Past Imperfect,

Romanian Film Festival
4th edition
26-29 April 2007

Curzon Mayfair
38 Curzon Street
London W1J 7TY

12:08 East of Bucharest

Feature film / Romania / 2006 / 89 min / colour / English subtitles
Director: Corneliu Porumboiu

This film will be released by Artificial Eye in selected cinemas nationwide on 21 September 2007


Ion Sapdaru, Mircea Andreescu, Teodor Corban


At 12:08 p.m. on December 22, 1989, Romanians were glued onto their TV sets watching Nicolae Ceausescu flee in a helicopter from his presidential palace. Now it’s December 22 again, sixteen years after the Revolution. We are in a small provincial town and Christmas is coming. A retired old man and an alcoholic history teacher are brought together by the owner of the local TV station, to face History and answer a major question: Did they truly have a Revolution in their town, or rather, did they just watch it on TV while happening elsewhere, ‘at the centre’?


View the full script here (Romanian only).


“A deadpan comedy that evolves into a wry, politicized examination of truth, 12:08 East of Bucharest reconfirms - on the heels of last year's Death of Mister Lazarescu - Romania’s emergence as a budding cinematic Mecca”.
(Nick Schager, SLANT Magazine)

“This buoyant little comedy puts its finger on the problem in the best tradition of East European humour, savvy but concrete, gentle but sharp as a knife.” (Deborah Young, Variety)

Director’s Statement

“My film is about marginalisation and appearances.

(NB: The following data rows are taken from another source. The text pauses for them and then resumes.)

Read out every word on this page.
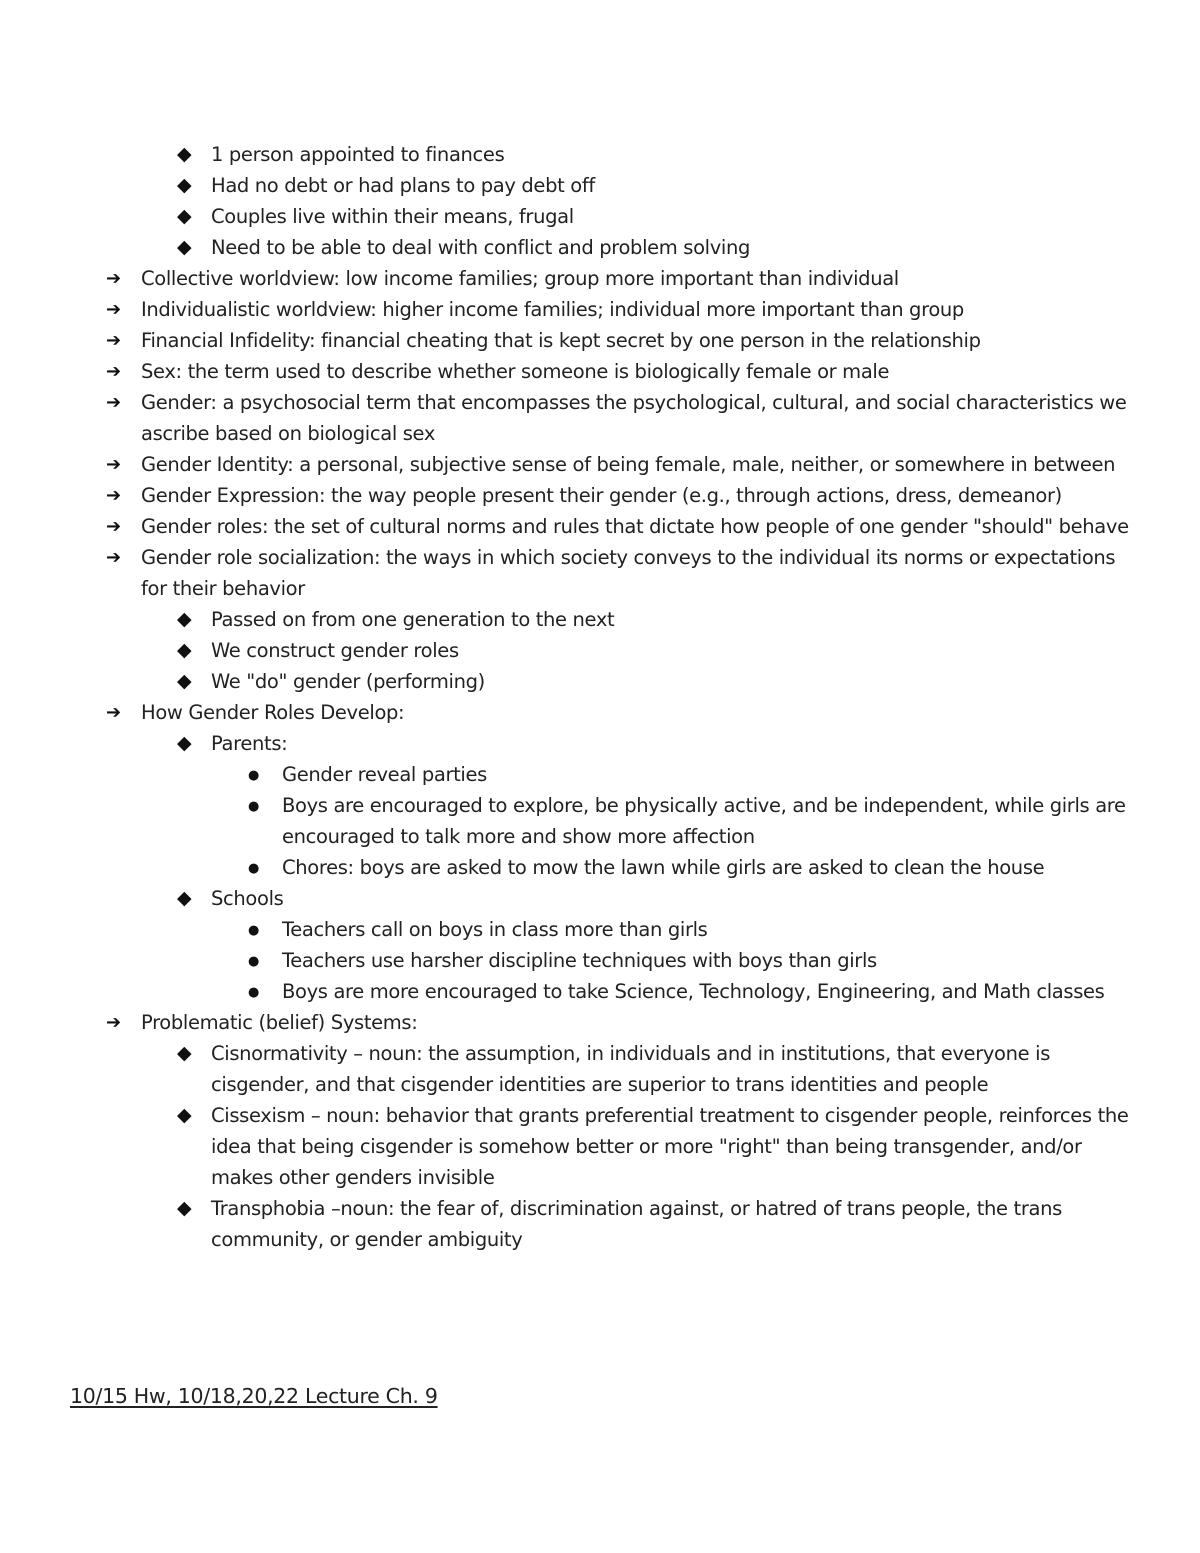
◆ 1 person appointed to finances
◆ Had no debt or had plans to pay debt off
◆ Couples live within their means, frugal
◆ Need to be able to deal with conflict and problem solving
➔ Collective worldview: low income families; group more important than individual
➔ Individualistic worldview: higher income families; individual more important than group
➔ Financial Infidelity: financial cheating that is kept secret by one person in the relationship
➔ Sex: the term used to describe whether someone is biologically female or male
➔ Gender: a psychosocial term that encompasses the psychological, cultural, and social characteristics we ascribe based on biological sex
➔ Gender Identity: a personal, subjective sense of being female, male, neither, or somewhere in between
➔ Gender Expression: the way people present their gender (e.g., through actions, dress, demeanor)
➔ Gender roles: the set of cultural norms and rules that dictate how people of one gender "should" behave
➔ Gender role socialization: the ways in which society conveys to the individual its norms or expectations for their behavior
◆ Passed on from one generation to the next
◆ We construct gender roles
◆ We "do" gender (performing)
➔ How Gender Roles Develop:
◆ Parents:
● Gender reveal parties
● Boys are encouraged to explore, be physically active, and be independent, while girls are encouraged to talk more and show more affection
● Chores: boys are asked to mow the lawn while girls are asked to clean the house
◆ Schools
● Teachers call on boys in class more than girls
● Teachers use harsher discipline techniques with boys than girls
● Boys are more encouraged to take Science, Technology, Engineering, and Math classes
➔ Problematic (belief) Systems:
◆ Cisnormativity – noun: the assumption, in individuals and in institutions, that everyone is cisgender, and that cisgender identities are superior to trans identities and people
◆ Cissexism – noun: behavior that grants preferential treatment to cisgender people, reinforces the idea that being cisgender is somehow better or more "right" than being transgender, and/or makes other genders invisible
◆ Transphobia –noun: the fear of, discrimination against, or hatred of trans people, the trans community, or gender ambiguity
10/15 Hw, 10/18,20,22 Lecture Ch. 9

I was attracted to the idea of seeing what happened in December 1989 in the country’s smaller towns. This is why I chose to shoot the film in my hometown. What you see in the film is the reality of where I grew up: Vaslui.”


Caméra d’Or and Label Europa Cinemas Award at Cannes 2006
Best Film at Transylvania International Film Festival 2006
2007 Independent Spirit Awards Nominee for Best Foreign Film


Born in 1975, Vaslui, Romania. Graduated in 2003 from The National University of Drama and Cinematography in Bucharest.

Selected Filmography

2006: 12:08 East of Bucharest; feature film; 89 min, colour – writer and director
2003: Liviu’s Dream; short film, 39 min, colour – writer and director
2003: A Trip to the City; short film, 19 min, colour – writer and director
2001: Love Sorry; short film, 5 min, b/w – writer and director
2002: Temporary Suspended Line; short film, 14 min, b/w – writer and director
2002: Gone with the wine; short film, 9 min, colour – writer and director
2000: Graffiti; short film, 7 min, colour – writer and director


The literal translation of the original title is ‘Was there or was there not?’.
12:08 East of Bucharest is one of the three films featured in this year’s programme that multiply the perspectives on Romania’s ‘total event’ from December 1989. Porumboiu’s spicy film is a both genuine and concerned engagement with Romania’s recent past. It plays on the border between bittersweet and absurdist humour, and was perceived by the international press as a sort of ‘Charlie Rose as imagined by the Czech New Wave’. When History is written by a retired Santa Claus in a shabby provincial TV studio, there is no room left for grandiose statements. Here, the gap between the mythology of the Revolution and one’s memories about it take hilarious but also deeply humane proportions.

European cinemas have always been largely low budget, as described by what a film scholar once called ‘the aesthetics of almost-poverty’. In the case of Porumboiu’s film, this translates into the decision (which is both aesthetic and economic), to stay stuck within the TV studio and settle for the TV-show format. 12:08 is part of a regional tradition of anti-spectacular cinema which uses a sparse mise-en-scene for maximum effect, and proves that ‘one can be minimalist with panache’, as one film journalist remarked.

Porumboiu’s first career choice was Economics, and we can see traces of that in the imaginative funding scheme of his film, which matches the quirkiness of his style. 12:08 manages to ‘skip’ the national (i.e. Romania’s main film funding body, The National Centre of Cinematography), and to bridge directly the ‘regional’ to the ‘supra-national’: The film’s credits display the prestigious Cannes Cinéfondation (a competitive residence offered by the Cannes Film Festival to promising first-time filmmakers), next to a number of small local companies from the filmmaker’s hometown that accepted to invest in the film.

Porumboiu was fourteen in December 1989. The idea of the film sprang out after he watched a real televised debate on the subject of the Revolution. By the way, the rumour goes that the local TV station used as location for the shooting of the film has decided to keep the background photo used as a prop. Which means that if we long for a sequel we can always tune in to the real thing. (A.B.)